More than three-quarters of people now say they “just want to feel something, to feel alive” and a similar proportion (74%) say they feel like they are waiting for something good to happen.

Uncertain times might imply a shift to a more practical attitude, but instead people are yearning for emotion-inducing experiences that deliver feelings of joy and wonder, craving the spectacular, the surreal, and the otherworldly. Even darker thrills are inspiring to some: the fear-inducing, the uncanny, the dystopian.

The report claims that while consumers have always enjoyed being transported, crucially, there is now an appetite for brands to deliver this.

It reveals that almost twice as many people say they are likely to buy from brands that bring them a sense of joy (49%), or those that surprise and delight them (45%), than from brands that just do what they say they will (26%).

However, few brands are tapping into this desire: 70% of people say they can’t remember the last time a brand did anything that excited them, despite the fact that 89% believe having fun is a necessity and keeps them going in tough times.
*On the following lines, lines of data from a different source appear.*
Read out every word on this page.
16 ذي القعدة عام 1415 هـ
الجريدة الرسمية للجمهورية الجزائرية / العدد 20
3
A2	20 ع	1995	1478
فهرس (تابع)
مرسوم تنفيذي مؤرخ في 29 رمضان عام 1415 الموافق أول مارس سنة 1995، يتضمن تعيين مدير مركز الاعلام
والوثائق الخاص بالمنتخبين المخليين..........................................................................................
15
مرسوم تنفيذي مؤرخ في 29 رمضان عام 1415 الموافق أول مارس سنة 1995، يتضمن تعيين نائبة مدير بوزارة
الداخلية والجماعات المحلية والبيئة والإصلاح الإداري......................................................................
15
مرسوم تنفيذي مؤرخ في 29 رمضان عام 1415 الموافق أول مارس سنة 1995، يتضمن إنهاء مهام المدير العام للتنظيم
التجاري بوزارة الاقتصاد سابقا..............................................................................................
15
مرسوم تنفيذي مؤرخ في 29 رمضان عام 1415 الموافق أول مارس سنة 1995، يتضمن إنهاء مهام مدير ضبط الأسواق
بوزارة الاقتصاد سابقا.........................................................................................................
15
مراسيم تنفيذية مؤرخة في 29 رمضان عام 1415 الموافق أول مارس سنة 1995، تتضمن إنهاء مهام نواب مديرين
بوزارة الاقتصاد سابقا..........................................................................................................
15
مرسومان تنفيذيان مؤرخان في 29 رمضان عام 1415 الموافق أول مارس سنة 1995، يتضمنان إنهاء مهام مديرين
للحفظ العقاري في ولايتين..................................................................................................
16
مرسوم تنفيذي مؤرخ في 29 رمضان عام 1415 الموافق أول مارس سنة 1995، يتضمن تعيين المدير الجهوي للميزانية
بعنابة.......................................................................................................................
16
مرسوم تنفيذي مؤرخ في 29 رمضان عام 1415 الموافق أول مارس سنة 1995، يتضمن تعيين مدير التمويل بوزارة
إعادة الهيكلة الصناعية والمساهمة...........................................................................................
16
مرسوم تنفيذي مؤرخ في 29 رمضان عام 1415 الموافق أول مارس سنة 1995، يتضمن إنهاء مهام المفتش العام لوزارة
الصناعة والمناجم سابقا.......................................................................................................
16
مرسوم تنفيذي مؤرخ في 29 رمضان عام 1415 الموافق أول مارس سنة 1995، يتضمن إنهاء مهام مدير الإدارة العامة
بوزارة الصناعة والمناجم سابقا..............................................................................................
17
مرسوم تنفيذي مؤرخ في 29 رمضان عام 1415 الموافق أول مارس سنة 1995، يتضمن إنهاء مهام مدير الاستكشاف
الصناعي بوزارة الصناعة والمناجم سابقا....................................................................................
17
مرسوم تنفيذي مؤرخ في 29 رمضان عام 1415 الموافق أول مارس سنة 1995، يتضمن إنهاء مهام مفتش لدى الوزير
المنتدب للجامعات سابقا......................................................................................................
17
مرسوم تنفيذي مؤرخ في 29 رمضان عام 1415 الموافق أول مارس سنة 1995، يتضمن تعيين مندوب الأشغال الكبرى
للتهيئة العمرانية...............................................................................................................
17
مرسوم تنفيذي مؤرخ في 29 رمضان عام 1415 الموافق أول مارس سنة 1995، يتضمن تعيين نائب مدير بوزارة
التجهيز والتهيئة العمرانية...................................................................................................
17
Wunderman’s hypothesis maps the trends to three overlapping needs: first, a quest for reawakening and sense-making in a chaotic and confusing world; second, a desire to transcend the everyday and feel part of something bigger than ourselves; and finally, an optimistic impulse to actively usher in a kinder, more hopeful future.

Wunderman Thompson Intelligence global director  Marie Stafford said: “It’s time to remake the world through the lens of re-enchantment, where the new brand metrics are jaw drops, heart swells, and goosebumps. Brands can help people transcend tough times and jolt them from long-standing malaise by celebrating the thrilling, the uplifting, the awe-inspiring, and the magical.”

The findings contrast sharply with an IPA study, carried out by Opinium and published last year. It revealed that as the cost of living crisis bites harder by the day, Brits have warned brands they are in no mood to be entertained or amused by marketing campaigns; instead they want companies to focus on fair pricing and value for money.

In response to the question, “What would consumers like brands to do to support them through the cost-of-living crisis? the most popular ways cited are keep prices fair (57%); freeze price on value-range products or services (36%); offer more value for money promotions (33%); reward existing customers’ loyalty (30%); and increase the number of promotions they offer (28%).

At the other end of the scale, however, consumers were least in favour of brands taking the following actions: Entertain and make customers laugh/smile (5%); engage directly with customers to develop new solutions and ideas (8%); offer affordable customer finance (10%).